The key idea of the adaptable error correction scheme is to take different error correction strategy for the two kinds of errors above. Error correction methods we apply in this scheme are BCH code and FCR [9] . On consideration of hardware cost efficiency, we choose BCH code instead of LDPC code. The Flash Correct-and-Refresh (FCR) is an error correction technique which periodically reads pages in flash memory and reprograms the data into flash after correcting the errors. We first split the blocks in a flash into n groups. The number n is dependent on the storage size of flash memory. In this paper, we define 128 blocks as a group. And we label these groups according to the order of the block address as group1, group2, …, group n. Meanwhile, in order to quantify the effect of data retention at high P/E cycles, we use a parameter to indicate the effect which is named as Ret. The workflow of the error correction scheme is illustrated in Figure 4 . When programming data to flash memory, groups with a smaller serial number will be programmed first.
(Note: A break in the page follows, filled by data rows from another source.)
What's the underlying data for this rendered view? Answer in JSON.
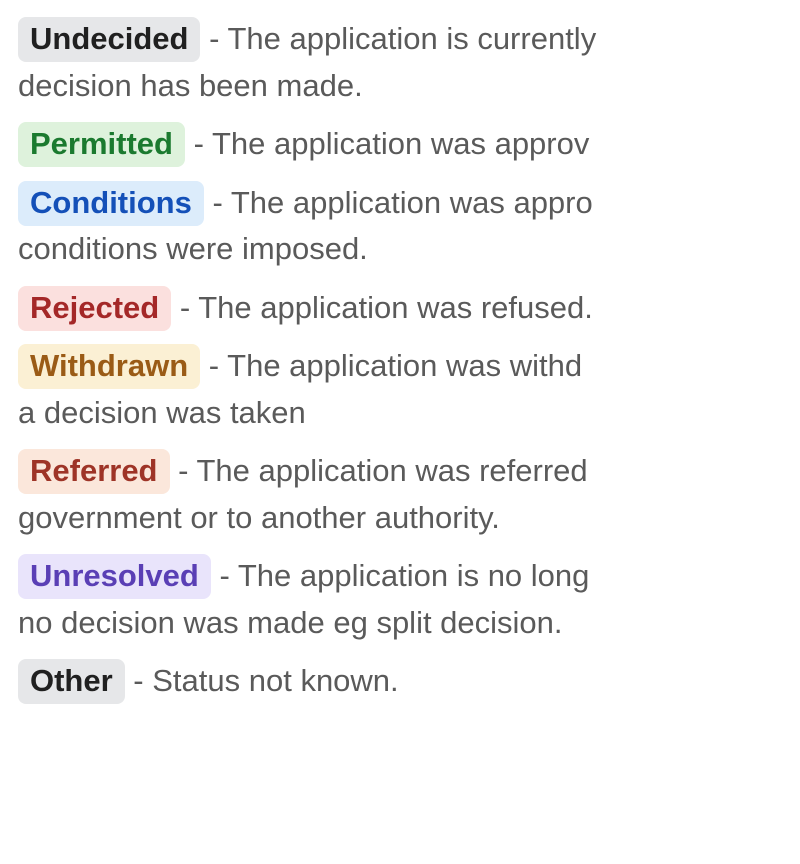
{
  "statuses": [
    {
      "label": "Undecided",
      "color": "gray",
      "desc_first": " - The application is currently",
      "desc_cont": "decision has been made."
    },
    {
      "label": "Permitted",
      "color": "green",
      "desc_first": " - The application was approv",
      "desc_cont": ""
    },
    {
      "label": "Conditions",
      "color": "blue",
      "desc_first": " - The application was appro",
      "desc_cont": "conditions were imposed."
    },
    {
      "label": "Rejected",
      "color": "red",
      "desc_first": " - The application was refused.",
      "desc_cont": ""
    },
    {
      "label": "Withdrawn",
      "color": "yellow",
      "desc_first": " - The application was withd",
      "desc_cont": "a decision was taken"
    },
    {
      "label": "Referred",
      "color": "orange",
      "desc_first": " - The application was referred",
      "desc_cont": "government or to another authority."
    },
    {
      "label": "Unresolved",
      "color": "purple",
      "desc_first": " - The application is no long",
      "desc_cont": "no decision was made eg split decision."
    },
    {
      "label": "Other",
      "color": "gray",
      "desc_first": " - Status not known.",
      "desc_cont": ""
    }
  ]
}
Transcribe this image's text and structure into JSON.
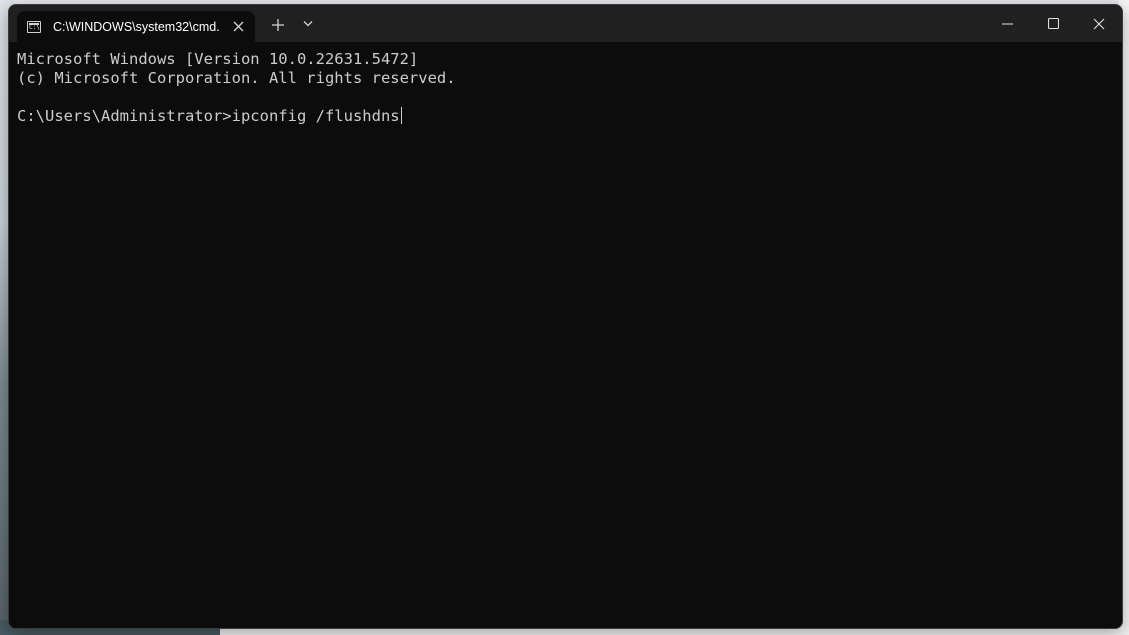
{
  "window": {
    "tab_title": "C:\\WINDOWS\\system32\\cmd.",
    "icons": {
      "tab": "cmd-icon",
      "close_tab": "close-icon",
      "new_tab": "plus-icon",
      "dropdown": "chevron-down-icon",
      "minimize": "minimize-icon",
      "maximize": "maximize-icon",
      "close_window": "close-icon"
    }
  },
  "terminal": {
    "lines": [
      "Microsoft Windows [Version 10.0.22631.5472]",
      "(c) Microsoft Corporation. All rights reserved.",
      "",
      ""
    ],
    "prompt": "C:\\Users\\Administrator>",
    "command": "ipconfig /flushdns"
  },
  "colors": {
    "terminal_bg": "#0c0c0c",
    "titlebar_bg": "#202020",
    "text": "#cccccc"
  }
}
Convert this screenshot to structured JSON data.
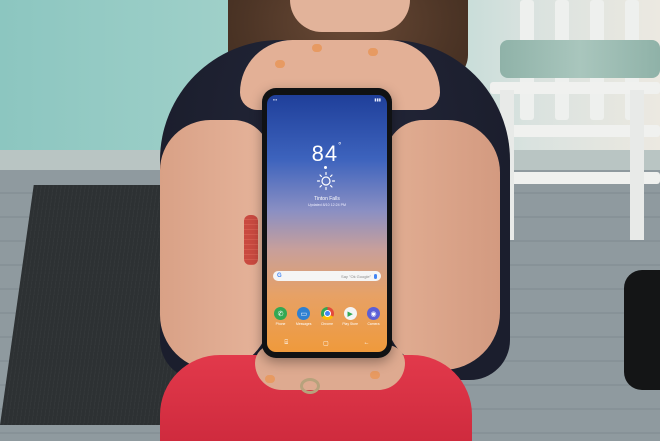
{
  "phone": {
    "weather": {
      "temperature": "84",
      "degree_symbol": "°",
      "location": "Tinton Falls",
      "updated": "Updated 8/10 12:24 PM"
    },
    "search": {
      "placeholder": "Say \"Ok Google\""
    },
    "apps": [
      {
        "label": "Phone",
        "icon": "phone-icon",
        "color": "#34a853"
      },
      {
        "label": "Messages",
        "icon": "messages-icon",
        "color": "#2f80d1"
      },
      {
        "label": "Chrome",
        "icon": "chrome-icon",
        "color": "#e4493b"
      },
      {
        "label": "Play Store",
        "icon": "play-store-icon",
        "color": "#f4f4f4"
      },
      {
        "label": "Camera",
        "icon": "camera-icon",
        "color": "#5b5fd6"
      }
    ]
  },
  "colors": {
    "shirt": "#1b1e2d",
    "pants": "#d9334a",
    "wall": "#9fd0c9"
  }
}
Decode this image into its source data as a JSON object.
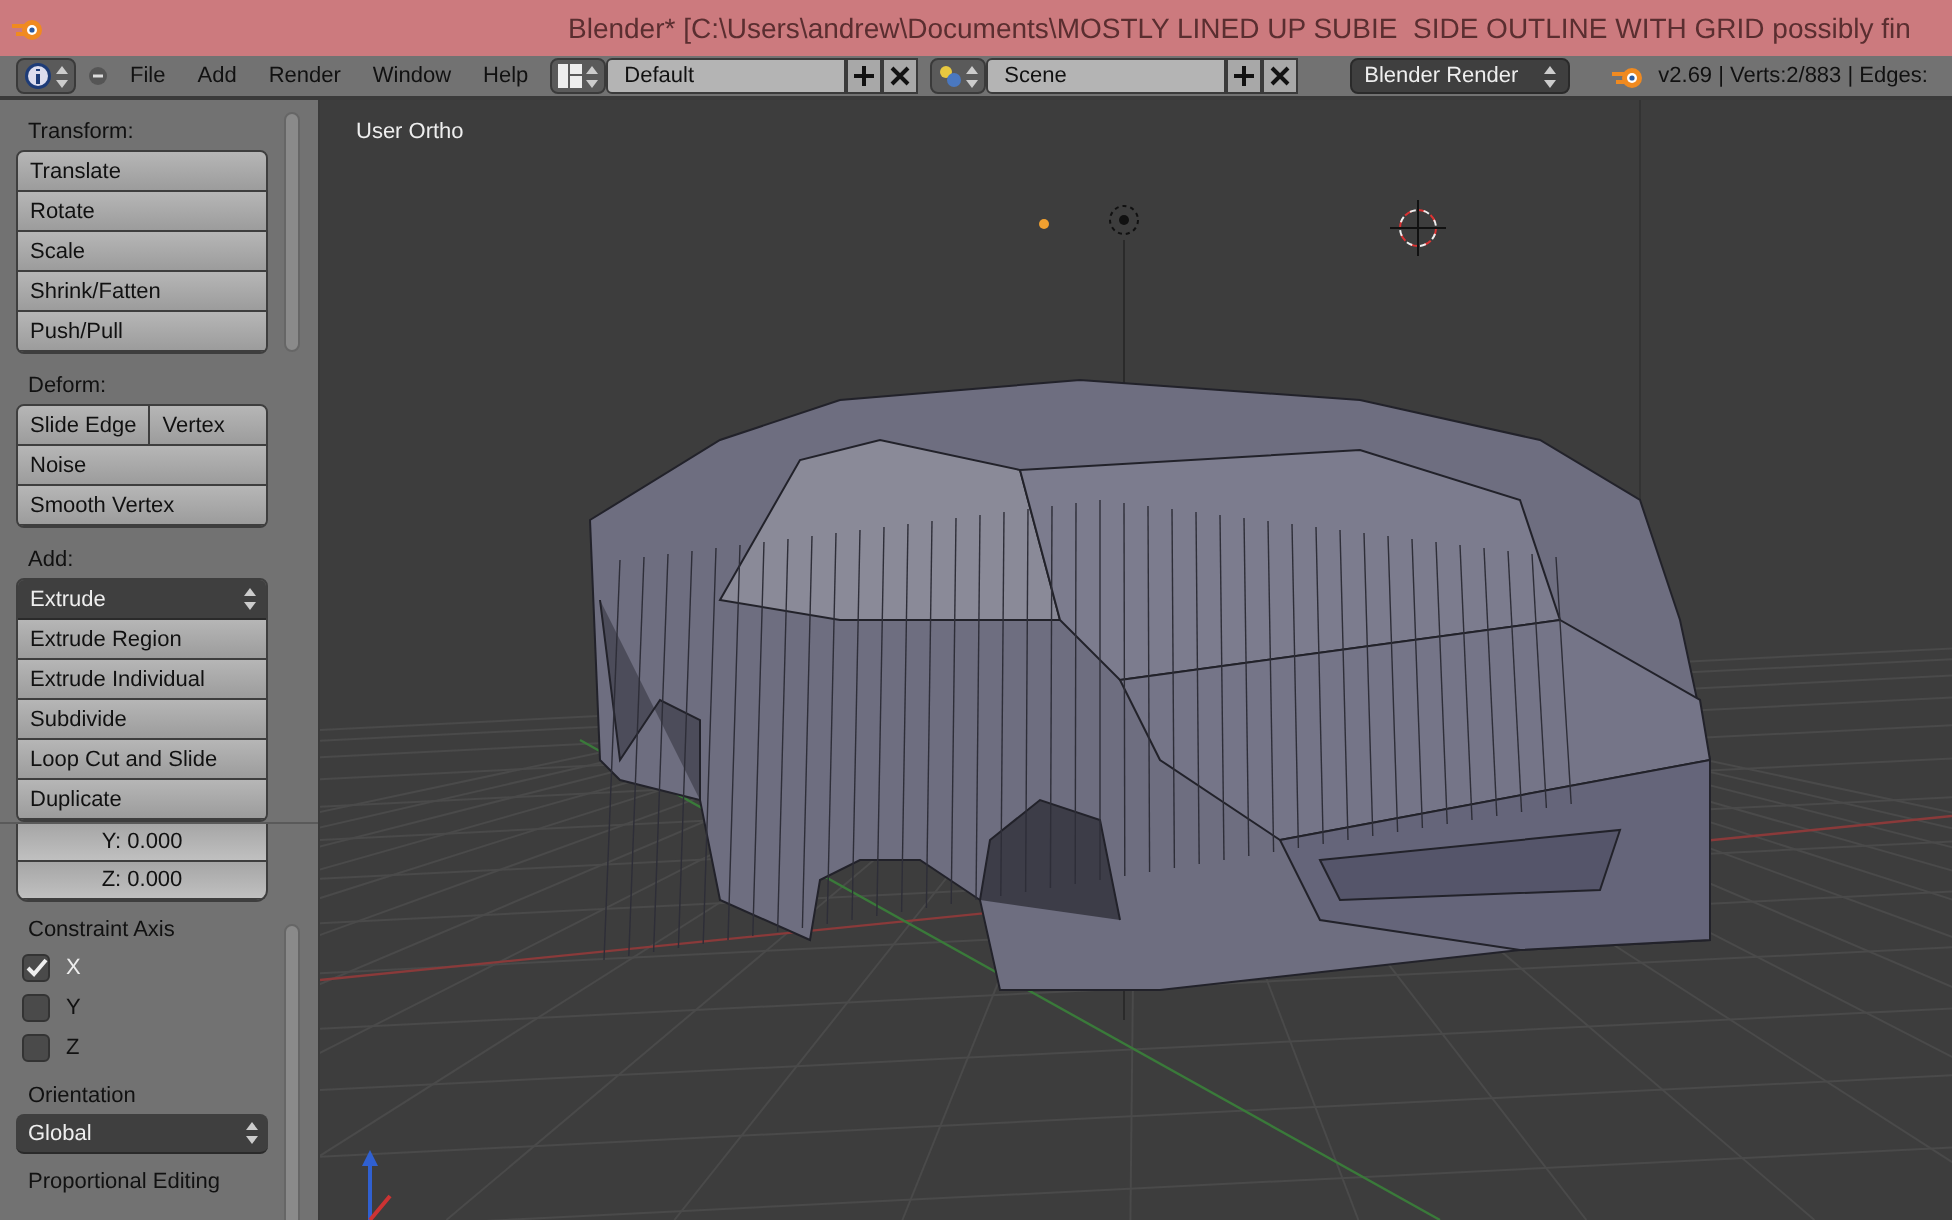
{
  "window": {
    "title": "Blender* [C:\\Users\\andrew\\Documents\\MOSTLY LINED UP SUBIE  SIDE OUTLINE WITH GRID possibly fin"
  },
  "header": {
    "menus": [
      "File",
      "Add",
      "Render",
      "Window",
      "Help"
    ],
    "layout": "Default",
    "scene": "Scene",
    "engine": "Blender Render",
    "stats": "v2.69 | Verts:2/883 | Edges:"
  },
  "tools": {
    "sections": [
      {
        "title": "Transform:",
        "rows": [
          [
            "Translate"
          ],
          [
            "Rotate"
          ],
          [
            "Scale"
          ],
          [
            "Shrink/Fatten"
          ],
          [
            "Push/Pull"
          ]
        ]
      },
      {
        "title": "Deform:",
        "rows": [
          [
            "Slide Edge",
            "Vertex"
          ],
          [
            "Noise"
          ],
          [
            "Smooth Vertex"
          ]
        ]
      },
      {
        "title": "Add:",
        "dropdown": "Extrude",
        "rows": [
          [
            "Extrude Region"
          ],
          [
            "Extrude Individual"
          ],
          [
            "Subdivide"
          ],
          [
            "Loop Cut and Slide"
          ],
          [
            "Duplicate"
          ]
        ]
      }
    ]
  },
  "operator": {
    "fields": [
      "Y: 0.000",
      "Z: 0.000"
    ],
    "constraint_label": "Constraint Axis",
    "axes": [
      {
        "label": "X",
        "checked": true
      },
      {
        "label": "Y",
        "checked": false
      },
      {
        "label": "Z",
        "checked": false
      }
    ],
    "orientation_label": "Orientation",
    "orientation": "Global",
    "proportional_label": "Proportional Editing"
  },
  "viewport": {
    "label": "User Ortho"
  }
}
In section two, we summarized that the number of flash memory errors increases with P/E cycling. On the basis of this characterize, we select a threshold of P/E cycle and count the number of P/E cycles of the first block in the block groups when the program operation is arising.
When the P/E cycle number of the group with a minimum serial number reaches the threshold, the number of the group will be changed to the maximum serial number and the serial number of other groups will minus 1. And the BCH code implemented on the block group that reaches threshold value switches to a stronger one. For instance, a BCH code with t=10 shifts to the code with t=12.
As we analyzed before, the retention bit error rate increases faster with the P/E cycling. And this phenomenon becomes aggressive at higher P/E cycles. Based on this effect, after changing the value of group serial numbers, we set the value of parameter Ret to 1. Then the FCR operation is applied to the group with Ret value greater than 1. The parameter Ret plus 1 every 100 P/E cycles. The refresh time switches to the half of the previous one when the parameter Ret increases 10. The steps of this scheme above are executed cyclically through the entire lifetime of NAND flash memory.
Summary
We analyzed the characterizations of different types of errors in the flash memory, and explain the mechanisms behind these errors. On the basis of the analysis, we find two important conditions that mainly affect the error generation in flash memory: the number of P/E cycles and the data retention time. We propose a new adaptable error correction scheme, which is aimed to correct the errors caused by the increasing of P/E cycles and the data retention phenomenon. We hope our solution to enhance the endurance of NAND flash memory is able to be applied in future flash memory based devices.